One day, on a piece of waste land behind a warehouse full of tyres, a hare crossed his path.
The hare is a difficult animal to catch; it’s quick and its sudden changes of direction can disorientate the pursuer. It has only one weakness: it soon gets tired. Manson’s body, by contrast, was a mass of hardened muscles. After a long chase he caught it, shook it to break its backbone, and started devouring it.
A shambling hound slightly higher in rank in the pack than him, with pendulous ears and a mushroom-like nose, appeared in front of him. Manson retreated with his tail between his legs, but, as soon as the other started to eat, Manson jumped on him and ripped off one of his ears. Surprised and terrified, the other dog turned round, dripping with blood, and sank his teeth into the Maremma’s thick coat. Manson backed away, then jumped forward and with one twist of his neck tore out the other dog’s jugular, windpipe and oesophagus, leaving him writhing in a pool of blood.
Fights among dogs and wolves are seldom lethal; they serve to clarify the hierarchy, to distinguish the lower ranks from the leaders. But Manson wasn’t in the habit of playing by the rules; he didn’t stop till his adversary was dead. Christian Oddo’s intuition had been right. Manson was a killing machine, and all the pain and torture he’d undergone had made him indifferent to wounds and merciless in victory.
Blood excited him, gave him energy, won him the respect of other dogs and the favour of bitches on heat. He liked this world: there were no chains, no cruel humans, and all you had to do to gain others’ respect was use your fangs. In a few weeks, without even having to fight the chief, who rolled over on the ground with his legs apart, he became the alpha male, the one who had first choice of the food and impregnated the females.
Three years later, when the explosion of a natural gas tank surprised the pack as they surrounded a horse in the car park of the Sunflowers shopping mall, he still hadn’t lost his rank. What a horse was doing in the car park was a mystery of interest to none of them. Emaciated and covered in sores, it had got one of its legs stuck in a shopping trolley and was standing there in a cloud of flies, near the cashpoints, its big brown head hanging between its legs. The horse was in that state of dumb resignation that can sometimes come over herbivores when they realise that death has caught up with them and that all they can do is wait. The dogs were closing in slowly, almost casually, certain that they were soon going to eat some fresh meat.

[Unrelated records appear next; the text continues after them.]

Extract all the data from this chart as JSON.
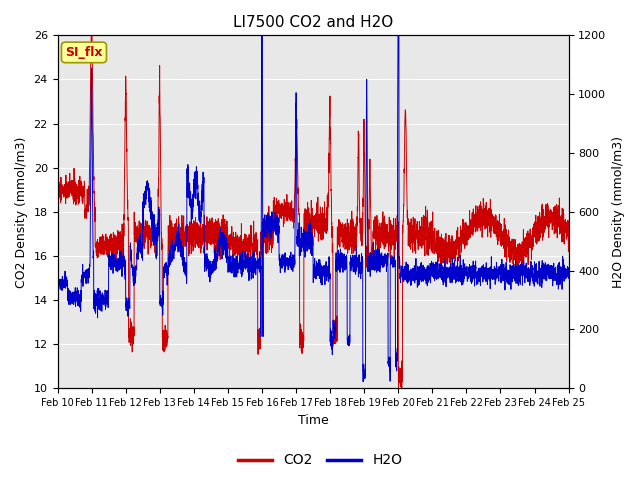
{
  "title": "LI7500 CO2 and H2O",
  "xlabel": "Time",
  "ylabel_left": "CO2 Density (mmol/m3)",
  "ylabel_right": "H2O Density (mmol/m3)",
  "ylim_left": [
    10,
    26
  ],
  "ylim_right": [
    0,
    1200
  ],
  "yticks_left": [
    10,
    12,
    14,
    16,
    18,
    20,
    22,
    24,
    26
  ],
  "yticks_right": [
    0,
    200,
    400,
    600,
    800,
    1000,
    1200
  ],
  "xtick_labels": [
    "Feb 10",
    "Feb 11",
    "Feb 12",
    "Feb 13",
    "Feb 14",
    "Feb 15",
    "Feb 16",
    "Feb 17",
    "Feb 18",
    "Feb 19",
    "Feb 20",
    "Feb 21",
    "Feb 22",
    "Feb 23",
    "Feb 24",
    "Feb 25"
  ],
  "co2_color": "#cc0000",
  "h2o_color": "#0000cc",
  "bg_color": "#e8e8e8",
  "annotation_text": "SI_flx",
  "annotation_facecolor": "#ffff99",
  "annotation_edgecolor": "#999900",
  "annotation_textcolor": "#cc0000",
  "legend_co2": "CO2",
  "legend_h2o": "H2O",
  "n_points": 3600,
  "seed": 42
}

Manson, as leader of the pack, was the first to attack the horse, which barely even kicked out when it felt his teeth sink into its hind leg. But a wall of fire, fanned by the wind, suddenly enveloped the scene in a blanket of acrid, scorching smoke. Surrounded by flames and terrified by exploding petrol pumps, the dogs sheltered behind a household appliance store. They stayed there for several days, nearly asphyxiated, under a vault of fire, and when everything had been burnt and they came out, the world was an expanse of ash devoid of food and water.
*
Anna pulled back her hair.
The Maremma crept forward and stopped, ear cocked, eyes fixed on his prey.

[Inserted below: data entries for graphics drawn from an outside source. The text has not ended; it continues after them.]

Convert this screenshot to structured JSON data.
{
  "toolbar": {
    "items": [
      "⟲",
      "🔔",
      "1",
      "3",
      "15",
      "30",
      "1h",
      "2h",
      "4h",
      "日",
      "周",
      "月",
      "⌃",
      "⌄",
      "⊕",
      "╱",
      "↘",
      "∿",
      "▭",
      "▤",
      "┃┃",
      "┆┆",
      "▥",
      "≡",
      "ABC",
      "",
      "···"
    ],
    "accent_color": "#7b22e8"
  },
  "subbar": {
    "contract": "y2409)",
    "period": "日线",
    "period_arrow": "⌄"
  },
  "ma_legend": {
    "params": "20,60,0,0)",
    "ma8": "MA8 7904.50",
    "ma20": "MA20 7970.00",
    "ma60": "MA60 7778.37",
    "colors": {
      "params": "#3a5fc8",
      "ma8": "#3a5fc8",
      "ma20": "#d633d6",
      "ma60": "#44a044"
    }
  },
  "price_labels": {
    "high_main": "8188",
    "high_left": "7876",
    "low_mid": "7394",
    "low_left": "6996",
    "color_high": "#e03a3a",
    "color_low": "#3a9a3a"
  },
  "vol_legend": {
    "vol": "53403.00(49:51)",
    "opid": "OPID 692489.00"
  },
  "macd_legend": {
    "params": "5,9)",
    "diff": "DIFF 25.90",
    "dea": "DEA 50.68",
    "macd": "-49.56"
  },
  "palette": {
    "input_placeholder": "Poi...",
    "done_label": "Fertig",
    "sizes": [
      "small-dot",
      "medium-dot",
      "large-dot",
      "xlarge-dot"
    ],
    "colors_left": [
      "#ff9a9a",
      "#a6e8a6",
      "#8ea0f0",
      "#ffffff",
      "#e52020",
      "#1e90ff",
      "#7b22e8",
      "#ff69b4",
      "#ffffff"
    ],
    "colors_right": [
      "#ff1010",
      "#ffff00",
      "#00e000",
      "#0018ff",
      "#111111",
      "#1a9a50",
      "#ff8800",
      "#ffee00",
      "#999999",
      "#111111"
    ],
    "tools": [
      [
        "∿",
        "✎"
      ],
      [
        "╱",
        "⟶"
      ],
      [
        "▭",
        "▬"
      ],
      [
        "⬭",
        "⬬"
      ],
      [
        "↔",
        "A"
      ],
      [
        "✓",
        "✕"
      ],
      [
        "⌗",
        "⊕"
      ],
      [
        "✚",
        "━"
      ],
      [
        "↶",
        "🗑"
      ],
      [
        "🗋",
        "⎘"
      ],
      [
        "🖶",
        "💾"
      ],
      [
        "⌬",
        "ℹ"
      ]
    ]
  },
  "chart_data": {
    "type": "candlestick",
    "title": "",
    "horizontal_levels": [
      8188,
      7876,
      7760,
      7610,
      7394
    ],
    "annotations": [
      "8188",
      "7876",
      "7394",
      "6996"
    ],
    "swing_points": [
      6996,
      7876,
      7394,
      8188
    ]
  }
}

She looked at the fence. It was too high. And there was no sense in going back to the car: he’d tear her to pieces in there.

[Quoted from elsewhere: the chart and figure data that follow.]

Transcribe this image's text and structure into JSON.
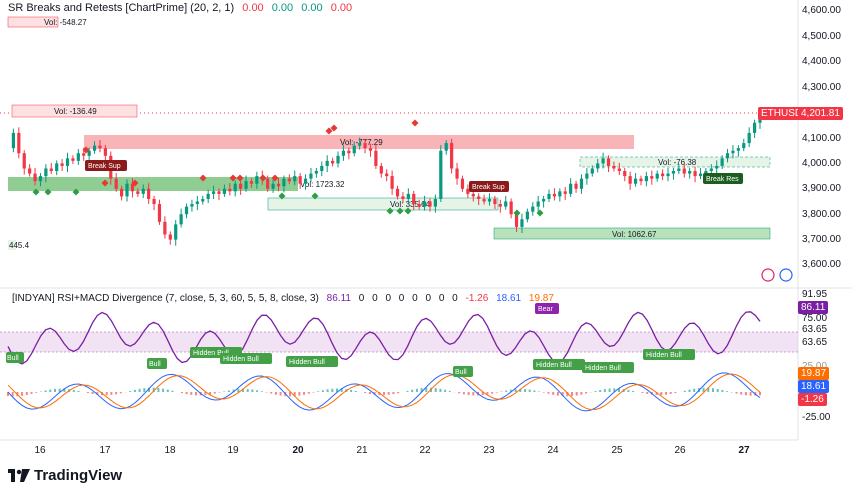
{
  "indicator1": {
    "name": "SR Breaks and Retests [ChartPrime] (20, 2, 1)",
    "values": [
      "0.00",
      "0.00",
      "0.00",
      "0.00"
    ]
  },
  "indicator2": {
    "name": "[INDYAN] RSI+MACD Divergence (7, close, 5, 3, 60, 5, 5, 8, close, 3)",
    "rsi_value": "86.11",
    "zeros": [
      "0",
      "0",
      "0",
      "0",
      "0",
      "0",
      "0",
      "0"
    ],
    "macd_hist": "-1.26",
    "macd_line": "18.61",
    "signal_line": "19.87"
  },
  "symbol": {
    "ticker": "ETHUSD",
    "price": "4,201.81"
  },
  "price_axis": [
    "4,600.00",
    "4,500.00",
    "4,400.00",
    "4,300.00",
    "4,100.00",
    "4,000.00",
    "3,900.00",
    "3,800.00",
    "3,700.00",
    "3,600.00"
  ],
  "indicator_axis": {
    "top": "91.95",
    "rsi": "86.11",
    "l75": "75.00",
    "l63a": "63.65",
    "l63b": "63.65",
    "signal": "19.87",
    "macd": "18.61",
    "hist": "-1.26",
    "bottom": "-25.00",
    "partial": "25.00"
  },
  "time_axis": [
    "16",
    "17",
    "18",
    "19",
    "20",
    "21",
    "22",
    "23",
    "24",
    "25",
    "26",
    "27"
  ],
  "zones": {
    "vol_548": "Vol: -548.27",
    "vol_136": "Vol: -136.49",
    "vol_777": "Vol: -777.29",
    "vol_1723": "Vol: 1723.32",
    "vol_335": "Vol: 335.64",
    "vol_1062": "Vol: 1062.67",
    "vol_76": "Vol: -76.38",
    "left_445": "445.4"
  },
  "break_labels": {
    "break_sup_1": "Break Sup",
    "break_sup_2": "Break Sup",
    "break_res": "Break Res"
  },
  "divergence_labels": {
    "bull_1": "Bull",
    "bull_2": "Bull",
    "hidden_bull_1": "Hidden Bull",
    "hidden_bull_2": "Hidden Bull",
    "hidden_bull_3": "Hidden Bull",
    "bull_3": "Bull",
    "hidden_bull_4": "Hidden Bull",
    "hidden_bull_5": "Hidden Bull",
    "hidden_bull_6": "Hidden Bull",
    "bear_1": "Bear"
  },
  "branding": {
    "logo_text": "TradingView"
  },
  "colors": {
    "bull": "#089981",
    "bear": "#f23645",
    "zone_red": "#f7a1a6",
    "zone_green": "#7cc47f",
    "rsi": "#7b1fa2",
    "macd": "#2962ff",
    "signal": "#ff6d00",
    "accent": "#ff5252"
  },
  "price_series": [
    4060,
    4120,
    4040,
    3980,
    3960,
    3930,
    3950,
    3980,
    3970,
    4000,
    3990,
    4020,
    4010,
    4040,
    4030,
    4050,
    4070,
    4060,
    4030,
    3940,
    3900,
    3870,
    3920,
    3890,
    3880,
    3900,
    3860,
    3840,
    3770,
    3720,
    3700,
    3760,
    3800,
    3830,
    3840,
    3850,
    3860,
    3880,
    3890,
    3880,
    3900,
    3890,
    3920,
    3900,
    3930,
    3920,
    3950,
    3940,
    3900,
    3920,
    3910,
    3940,
    3930,
    3950,
    3920,
    3940,
    3960,
    3970,
    3990,
    4010,
    4000,
    4030,
    4050,
    4040,
    4070,
    4080,
    4060,
    4050,
    3990,
    3960,
    3950,
    3900,
    3870,
    3860,
    3880,
    3840,
    3830,
    3850,
    3830,
    3860,
    4050,
    4080,
    3980,
    3940,
    3900,
    3880,
    3870,
    3860,
    3850,
    3860,
    3840,
    3830,
    3850,
    3800,
    3750,
    3780,
    3810,
    3830,
    3850,
    3860,
    3880,
    3870,
    3890,
    3880,
    3920,
    3900,
    3940,
    3960,
    3980,
    4000,
    4020,
    3990,
    3980,
    3970,
    3950,
    3920,
    3940,
    3930,
    3950,
    3940,
    3960,
    3950,
    3960,
    3970,
    3980,
    3960,
    3970,
    3950,
    3960,
    3970,
    3980,
    3990,
    4020,
    4040,
    4050,
    4060,
    4080,
    4120,
    4160,
    4200
  ]
}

She opened her arms: ‘Come on then! What are you waiting for?’
The dog seemed uncertain.
‘Come on!’ She sprang up and down on her toes. ‘Let’s get it over with.’
The dog flattened down on the asphalt. A crow passed overhead, cawing.
‘What’s the matter? Are you scared?’
The dog sprang forward.
She sprinted towards the car and reached it so fast she hit her hip against the side. Groaning, she slipped in through the door and shut it behind her.
There was a thud, and the car swayed.